Ādaži Municipality has activated a machine vision-based traffic monitoring device developed by Latvian mobile operator LMT (Latvijas Mobilais Telefons) in its town center. The system, awarded through a public procurement process, will operate for three years and is designed to identify drivers who violate specific traffic regulations on Gaujas Street near the local Rimi supermarket. Starting in March 2026, violation records are being transferred automatically to Latvia’s Road Traffic Safety Directorate (CSDD) and the municipal police for penalty processing.
What the System Monitors in Ādaži
The device is configured to detect two specific sign violations at the Gaujas Street location: failure to follow a “straight ahead only” directive toward the Gauja river bridge and non-compliance with a “right turn only” regulation when exiting the Ādaži market square.
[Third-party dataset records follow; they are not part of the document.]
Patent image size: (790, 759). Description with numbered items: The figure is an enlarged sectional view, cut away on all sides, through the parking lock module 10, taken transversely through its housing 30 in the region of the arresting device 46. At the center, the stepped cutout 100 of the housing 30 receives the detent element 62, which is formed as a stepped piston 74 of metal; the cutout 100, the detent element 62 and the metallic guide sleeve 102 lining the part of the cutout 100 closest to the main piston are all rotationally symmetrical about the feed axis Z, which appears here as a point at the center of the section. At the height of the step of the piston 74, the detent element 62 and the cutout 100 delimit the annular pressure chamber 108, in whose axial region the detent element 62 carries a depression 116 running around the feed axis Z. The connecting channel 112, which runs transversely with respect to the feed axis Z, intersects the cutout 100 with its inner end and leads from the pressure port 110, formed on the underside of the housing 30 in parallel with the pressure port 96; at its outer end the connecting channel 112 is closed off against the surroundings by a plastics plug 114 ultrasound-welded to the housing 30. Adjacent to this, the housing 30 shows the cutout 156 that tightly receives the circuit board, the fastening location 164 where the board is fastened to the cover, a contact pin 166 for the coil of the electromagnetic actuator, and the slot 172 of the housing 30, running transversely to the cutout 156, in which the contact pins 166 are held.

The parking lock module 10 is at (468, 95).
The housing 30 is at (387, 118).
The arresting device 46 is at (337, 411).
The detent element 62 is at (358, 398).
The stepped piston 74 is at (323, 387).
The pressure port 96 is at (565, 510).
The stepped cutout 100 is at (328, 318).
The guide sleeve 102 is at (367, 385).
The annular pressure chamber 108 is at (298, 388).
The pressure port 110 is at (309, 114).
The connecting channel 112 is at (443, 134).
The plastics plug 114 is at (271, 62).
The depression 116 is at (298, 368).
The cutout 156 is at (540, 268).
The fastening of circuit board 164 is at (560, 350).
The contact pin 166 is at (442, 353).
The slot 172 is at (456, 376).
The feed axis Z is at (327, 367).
This focused scope reflects the municipality’s effort to address recurrent confusion and rule-breaking at an intersection known locally for unclear driver behavior.
The technology relies on a GDPR-compliant video system equipped with computer vision algorithms and AI-based processing. It combines high-resolution cameras, a purpose-built mini-computer running edge-based analytics, and network equipment that transmits flagged violations over the mobile network for further review. Unlike traditional fixed-camera enforcement infrastructure, the LMT system requires no construction work and only needs an electrical connection, which significantly reduces deployment cost and time.
LMT’s Growing Municipal Enforcement Footprint
Ādaži becomes the latest municipality to adopt LMT’s Transport Monitoring Platform, joining a growing network of Latvian cities including Riga, Liepāja, Jūrmala, Salaspils, and most recently Gulbene, where two devices were installed in early 2026 for a three-month test period. The platform has also been deployed internationally in the Austrian city of Graz, and a trial was conducted in Vilnius, Lithuania, during the summer of 2024 in partnership with Lithuanian systems integrator FIMA.
In Riga, LMT won a 2025 public tender to install 26 traffic monitoring devices at major intersections over 12 months. The first cameras were placed at the intersection of Augusta Deglava Street and Ilūkstes Street, as well as at Brīvības Street’s crossings with Kr. Barona Street and Cēsu Street. That rollout covers offences including red-light violations, illegal use of public transport lanes, prohibited stopping, and failure to comply with auxiliary traffic signals.
In Liepāja, where the platform was first integrated into Latvia’s national enforcement system, LMT reported a roughly 40% reduction in traffic violations within the first two months of operation. In Gulbene, the system is being used not only for enforcement but also for urban planning analytics, collecting pedestrian flow data and turn-count statistics to inform infrastructure decisions.
How the Technology Works
The core of LMT’s platform is a plug-and-play device that mounts directly onto traffic light poles or similar infrastructure. It combines panoramic and number plate cameras with neural network-based edge computing to perform real-time analysis at the device level rather than streaming raw video to a central server. This architecture aims to minimize bandwidth requirements and enables operation over standard 4G or 5G mobile networks.
The system’s capabilities extend beyond the specific use case in Ādaži. Across different deployments, it can perform object detection and classification, vehicle trajectory tracking, automatic number plate recognition (ANPR), and traffic signal state detection. LMT has stated that the solution demonstrates 98% accuracy in red-light violation detection during testing. All data is anonymized in accordance with GDPR requirements before any transfer occurs.
Latvia’s Road Safety Context
The deployment in Ādaži aligns with broader road safety objectives at both the national and European level. The European Union’s Vision Zero framework targets the elimination of road fatalities and serious injuries by 2050, with an intermediate goal of halving deaths and injuries by 2030. Latvia recorded a 19% reduction in road fatalities in 2024 compared to the previous year, one of the strongest improvements among EU member states, according to European Commission road safety statistics.
However, intersection violations remain a persistent concern. LMT’s own data from a 2021 pilot in Riga recorded nearly 9,000 red-light violations at a single intersection over the course of one year, underscoring the scale of non-compliance that automated systems can reveal.
Ādaži, a municipality of over 24,000 residents located approximately 25 kilometers northeast of Riga along the A1/E67 highway (part of the Via Baltica corridor), experiences significant transit traffic.